ソビエト連邦時代、コサックの反乱は農民の反乱として肯定的に捉えられ、コサックの文化が保護され、伝統芸能のようになっている。日本でも有名なコサックの反乱指導者ステンカラージンは現在のウクライナ領にいたのではなく、現在のロシア領のドン川のコッサクである。
現在のウクライナの領土は、ソビエト連邦の指導者スターリンが第2次世界大戦に勝ったことで、制定されたものである。負けたドイツの領土を削ってポーランドに与え、ポーランドの東側を削ってウクライナに与え、ウクライナの東側を削って、ロシア領を増やしたのである。
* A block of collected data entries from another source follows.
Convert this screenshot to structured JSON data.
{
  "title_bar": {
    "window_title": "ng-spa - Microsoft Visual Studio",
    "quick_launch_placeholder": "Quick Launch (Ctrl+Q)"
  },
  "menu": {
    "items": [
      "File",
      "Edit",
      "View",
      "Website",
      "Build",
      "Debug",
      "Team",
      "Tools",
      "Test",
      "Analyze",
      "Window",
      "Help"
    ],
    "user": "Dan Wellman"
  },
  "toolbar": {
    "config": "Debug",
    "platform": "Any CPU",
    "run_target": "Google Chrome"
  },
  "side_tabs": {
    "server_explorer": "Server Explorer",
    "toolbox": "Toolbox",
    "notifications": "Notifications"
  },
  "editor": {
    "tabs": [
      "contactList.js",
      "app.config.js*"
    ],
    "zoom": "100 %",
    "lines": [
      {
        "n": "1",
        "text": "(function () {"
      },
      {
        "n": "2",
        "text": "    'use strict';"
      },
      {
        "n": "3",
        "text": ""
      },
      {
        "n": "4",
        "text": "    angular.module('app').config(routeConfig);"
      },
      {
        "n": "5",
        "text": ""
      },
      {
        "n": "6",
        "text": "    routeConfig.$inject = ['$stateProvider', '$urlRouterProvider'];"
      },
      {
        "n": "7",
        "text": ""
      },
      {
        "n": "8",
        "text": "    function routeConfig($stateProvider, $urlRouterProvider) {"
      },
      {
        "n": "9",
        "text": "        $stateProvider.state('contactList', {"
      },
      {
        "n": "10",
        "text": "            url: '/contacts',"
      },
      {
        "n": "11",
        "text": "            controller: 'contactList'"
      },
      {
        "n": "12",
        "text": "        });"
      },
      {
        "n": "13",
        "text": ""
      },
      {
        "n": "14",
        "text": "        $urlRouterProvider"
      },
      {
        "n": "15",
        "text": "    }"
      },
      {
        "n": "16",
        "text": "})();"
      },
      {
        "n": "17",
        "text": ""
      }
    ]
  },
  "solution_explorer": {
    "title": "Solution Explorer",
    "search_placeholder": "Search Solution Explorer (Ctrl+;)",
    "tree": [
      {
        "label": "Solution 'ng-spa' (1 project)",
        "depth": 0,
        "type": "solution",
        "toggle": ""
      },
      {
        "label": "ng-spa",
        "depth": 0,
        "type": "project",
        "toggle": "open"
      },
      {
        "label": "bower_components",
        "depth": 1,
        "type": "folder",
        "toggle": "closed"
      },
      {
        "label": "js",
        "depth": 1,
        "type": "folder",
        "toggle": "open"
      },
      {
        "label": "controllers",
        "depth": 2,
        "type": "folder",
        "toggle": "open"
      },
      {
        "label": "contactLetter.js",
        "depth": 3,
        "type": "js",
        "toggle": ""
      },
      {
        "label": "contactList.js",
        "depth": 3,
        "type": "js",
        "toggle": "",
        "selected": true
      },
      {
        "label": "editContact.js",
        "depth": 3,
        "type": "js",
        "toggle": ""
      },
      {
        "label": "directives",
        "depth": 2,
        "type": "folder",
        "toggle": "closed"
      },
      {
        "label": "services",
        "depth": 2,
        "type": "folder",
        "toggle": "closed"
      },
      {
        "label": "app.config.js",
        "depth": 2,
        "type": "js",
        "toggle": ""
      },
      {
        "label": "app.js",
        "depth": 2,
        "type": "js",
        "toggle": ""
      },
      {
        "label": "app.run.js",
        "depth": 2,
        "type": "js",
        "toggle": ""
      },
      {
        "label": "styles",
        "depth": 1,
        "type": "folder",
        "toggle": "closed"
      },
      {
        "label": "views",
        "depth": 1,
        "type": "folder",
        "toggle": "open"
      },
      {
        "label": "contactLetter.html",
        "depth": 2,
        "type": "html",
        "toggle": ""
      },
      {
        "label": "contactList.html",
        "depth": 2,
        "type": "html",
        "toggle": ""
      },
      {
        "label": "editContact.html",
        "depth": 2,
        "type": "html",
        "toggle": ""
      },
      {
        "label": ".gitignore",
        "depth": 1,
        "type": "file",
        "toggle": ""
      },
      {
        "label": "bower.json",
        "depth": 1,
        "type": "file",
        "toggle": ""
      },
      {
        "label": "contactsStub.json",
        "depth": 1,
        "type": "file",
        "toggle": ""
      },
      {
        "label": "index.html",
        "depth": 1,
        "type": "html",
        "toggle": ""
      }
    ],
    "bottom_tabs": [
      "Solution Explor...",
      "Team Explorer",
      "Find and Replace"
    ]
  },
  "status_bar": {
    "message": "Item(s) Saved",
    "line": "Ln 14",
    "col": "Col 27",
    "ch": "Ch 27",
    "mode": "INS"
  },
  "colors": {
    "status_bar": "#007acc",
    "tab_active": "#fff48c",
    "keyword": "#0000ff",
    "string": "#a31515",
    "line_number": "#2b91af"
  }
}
たとえば、現在のウクライナ西部の都市リヴィウはもともとポーランドの都市である。
ポーランドの領土を削って、ウクライナの領土にしたとき、ポーランドとウクライナは人間の集団交換を行った。新しい国境にもとづき、ポーランドがポーランド人と認めず、いらないとした人間集団をウクライナが引き受け、代わりに、ウクライナのポーランド人をポーランドに送ったのである。ひどい話である。私の好きなウクライナの歌手Христина Соловій(フリスティナ・ソロヴィ)の祖母は、ポーランドの山村に住んでいたが、この交換で、村ごとウクライナに移住となったのである。
スターリンが死んで、ソビエト連邦の指導者はニキータ・フルシチョフに変わったが、彼はウクライナ出身者であったので、クリミアをロシア領からウクライナ領に変更した。当時、ウクライナもロシアもソビエト連邦を構成する共和国の1つであったから、軽い気持ちで変更したのだろうと黒川祐次は推測する。
そして、ソビエト連邦の崩壊で、ソビエト時代の行政区画のまま、ウクライナが独立したのである。ロシア語を話す人もウクライナ語を話す人もポーランド語を話す人も合わせてウクライナ国民となったのである。
クリミアはもともとタタール人の国であるが、武力でロシア帝国が勝ち取ったので、ロシア語を話す人が多数入り込んだ。2014年のクリミア併合の以前からロシアへの帰属を求めての住民運動があったという。
また、ドンパス地域は炭鉱もあり、ソビエト時代からの重工業地帯である。ソビエト連邦全土から人が流れ込み、ロシア語が共通語になっていたという。ソビエト連邦の崩壊で、以前の行政区画のまま、ウクライナ国の一地方となっただけで、やはり、親ロシア派が多かったという。ヤヌコーヴィッチはドンパス地方の利益代表者だったので、彼が首相や大統領であったときまでは問題とならなかったが、ユーロマイダン革命で彼の政権が崩壊すると、内戦がドンパス地方で発生した。
ウクライナの政治を複雑にしているのは、各地方をオルガヒ(新興財団)が握っていて、私兵をもっているからだ。テレビで黒川祐次がそんなことを言っていたような気がする。
そういう背景を知ると、今のゼレンスキー大統領はよくウクライナ国民をまとめていると感心する。しかし、気違いじみた愛国主義者をいつまで抑えておくことができるだろうか。これからが大変だと同情する。戦争が始まると、人間はしだいに狂気に落ち込み、ほとんどの人が死ぬまで、その狂気から抜け出ることができない。ウクライナ領をすべて取り戻すことなんて、別に大義とならない。そのことのために人が死ぬなんて、ばかげている。